The bell was good; the horn a little digital-recording sounding. The prime mover sounds and revs were nice. The announcements were good as well. We tried as many as 12 cars behind the GP20, and the diesel never waivered.
Our low-speed average was 2.3 scale miles per hour, and the high speed was 80.8 scale miles per hour. The drawbar pull was 1 pound, 11 ounces.
Front and rear coupler operation was instantaneous. Please note that this only functions by remote while in command mode.
You can operate the locomotive in conventional or command modes.
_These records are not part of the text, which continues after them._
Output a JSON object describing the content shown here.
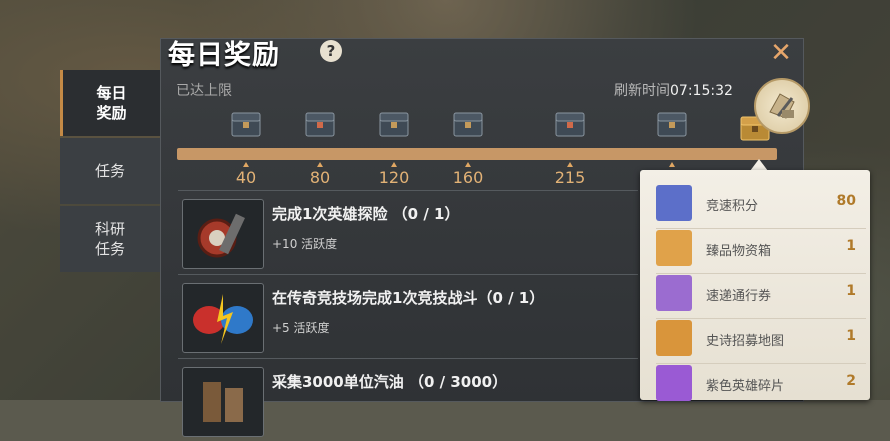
{
  "window": {
    "title": "每日奖励",
    "help_icon": "question-icon",
    "close_icon": "close-icon"
  },
  "sidebar": {
    "items": [
      {
        "label": "每日\n奖励",
        "active": true
      },
      {
        "label": "任务",
        "active": false
      },
      {
        "label": "科研\n任务",
        "active": false
      }
    ]
  },
  "status": {
    "limit_text": "已达上限",
    "refresh_label": "刷新时间",
    "refresh_time": "07:15:32"
  },
  "progress": {
    "milestones": [
      "40",
      "80",
      "120",
      "160",
      "215"
    ],
    "fill_fraction": 1.0
  },
  "quests": [
    {
      "title": "完成1次英雄探险 （0 / 1）",
      "reward": "+10 活跃度",
      "icon": "target-dummy-icon"
    },
    {
      "title": "在传奇竞技场完成1次竞技战斗（0 / 1）",
      "reward": "+5 活跃度",
      "icon": "boxing-gloves-icon"
    },
    {
      "title": "采集3000单位汽油 （0 / 3000）",
      "reward": "",
      "icon": "gasoline-icon"
    }
  ],
  "reward_popup": {
    "items": [
      {
        "name": "竞速积分",
        "count": "80",
        "color": "#5c6fc9",
        "icon": "speed-points-icon"
      },
      {
        "name": "臻品物资箱",
        "count": "1",
        "color": "#e0a24a",
        "icon": "supply-box-icon"
      },
      {
        "name": "速递通行券",
        "count": "1",
        "color": "#9b6cd0",
        "icon": "express-ticket-icon"
      },
      {
        "name": "史诗招募地图",
        "count": "1",
        "color": "#d9953b",
        "icon": "epic-map-icon"
      },
      {
        "name": "紫色英雄碎片",
        "count": "2",
        "color": "#9a5ad4",
        "icon": "hero-shard-icon"
      }
    ]
  }
}
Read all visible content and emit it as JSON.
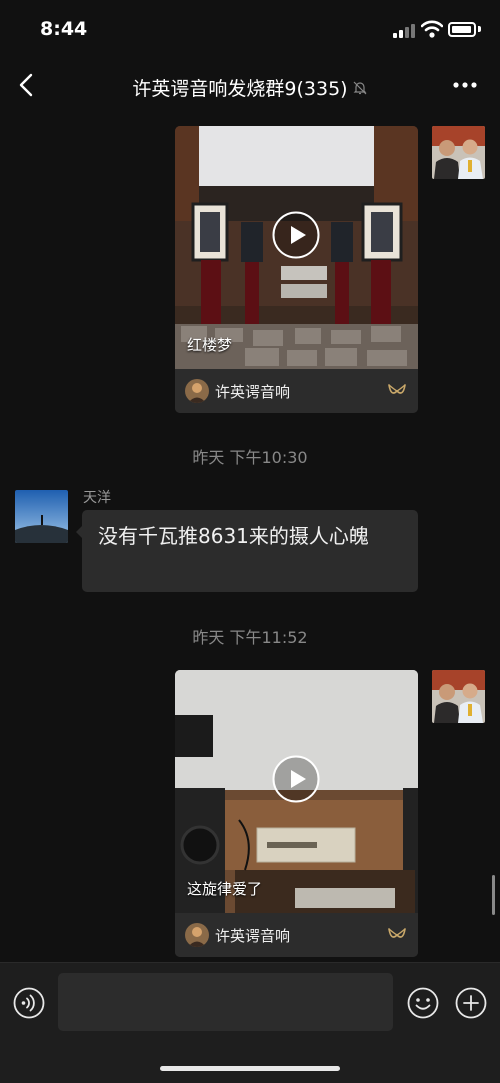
{
  "status_bar": {
    "time": "8:44"
  },
  "header": {
    "title": "许英谔音响发烧群9(335)"
  },
  "messages": [
    {
      "type": "video",
      "side": "right",
      "caption": "红楼梦",
      "source_name": "许英谔音响"
    },
    {
      "type": "timestamp",
      "text": "昨天 下午10:30"
    },
    {
      "type": "text",
      "side": "left",
      "sender": "天洋",
      "text": "没有千瓦推8631来的摄人心魄"
    },
    {
      "type": "timestamp",
      "text": "昨天 下午11:52"
    },
    {
      "type": "video",
      "side": "right",
      "caption": "这旋律爱了",
      "source_name": "许英谔音响"
    }
  ],
  "input_bar": {
    "placeholder": ""
  },
  "icons": {
    "back": "chevron-left-icon",
    "mute": "bell-off-icon",
    "more": "more-dots-icon",
    "play": "play-icon",
    "channel": "video-channel-icon",
    "voice": "voice-icon",
    "emoji": "emoji-icon",
    "add": "plus-icon"
  },
  "colors": {
    "background": "#111111",
    "bubble": "#2c2c2c",
    "accent": "#c9a86a",
    "timestamp": "#888888"
  }
}
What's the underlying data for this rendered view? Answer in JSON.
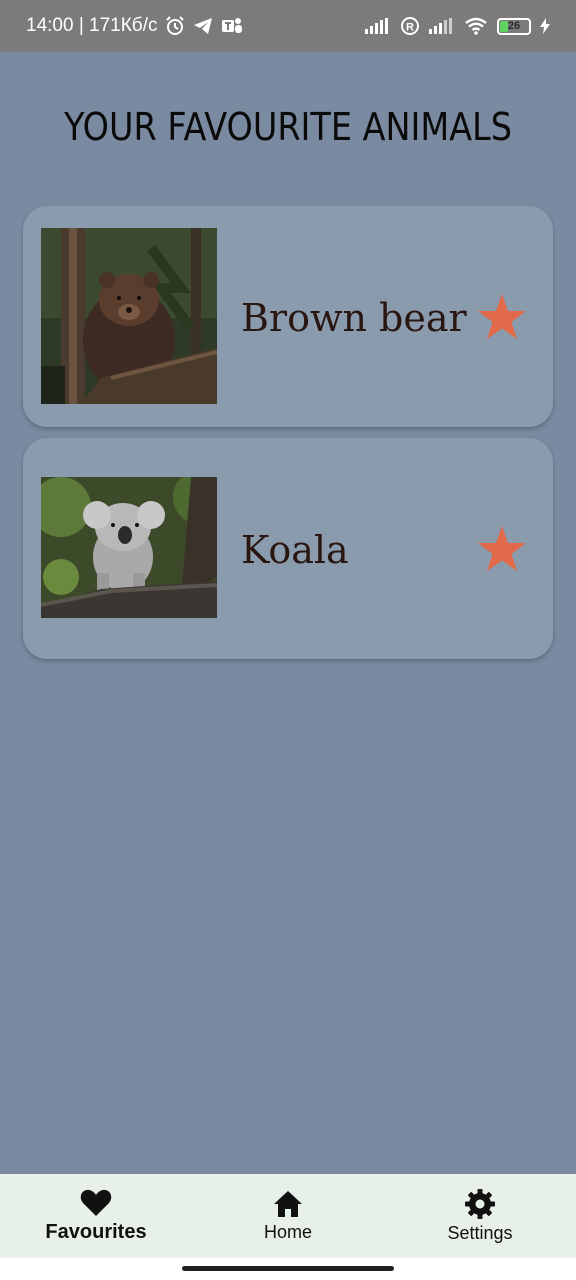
{
  "status_bar": {
    "time_speed": "14:00 | 171Кб/с",
    "battery": "26",
    "icons": [
      "alarm-icon",
      "telegram-icon",
      "teams-icon",
      "signal-icon",
      "roaming-icon",
      "signal-icon",
      "wifi-icon",
      "battery-icon",
      "charging-icon"
    ]
  },
  "page": {
    "title": "YOUR FAVOURITE ANIMALS"
  },
  "favourites": [
    {
      "name": "Brown bear",
      "image": "brown-bear-photo",
      "favourite": true
    },
    {
      "name": "Koala",
      "image": "koala-photo",
      "favourite": true
    }
  ],
  "bottom_nav": {
    "items": [
      {
        "label": "Favourites",
        "icon": "heart-icon",
        "active": true
      },
      {
        "label": "Home",
        "icon": "home-icon",
        "active": false
      },
      {
        "label": "Settings",
        "icon": "gear-icon",
        "active": false
      }
    ]
  },
  "colors": {
    "background": "#7a8aa1",
    "card": "#8b9bae",
    "star": "#e06a4a",
    "nav_background": "#e8f1e7"
  }
}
The LionChief controller is a wonderfully basic product that is far less intimidating than the Lionel Cab-1 or Legacy remotes or the MTH DCS remote controller. The functions are spelled out clearly, and the printed instructions are more than adequate. LionChief running is the gateway drug, so to speak, for cultivating someone to become a command-control operator!
The hobbyist, new or experienced, gets basically the same digital experience as the chap running his $1,000 locomotive, and probably has as much fun as the other guy!
Worth noting is there are controls beneath the locomotive for key functions, such as command/conventional, smoke on/off, and sound on/off. I found this pretty handy.
The LionChief Plus GP20 is a good product that performs nicely. You experience ease of operation in both conventional and command modes, and the sound package is a nice value-added feature that lets you feel like a big time operator no matter how small your O gauge fleet is.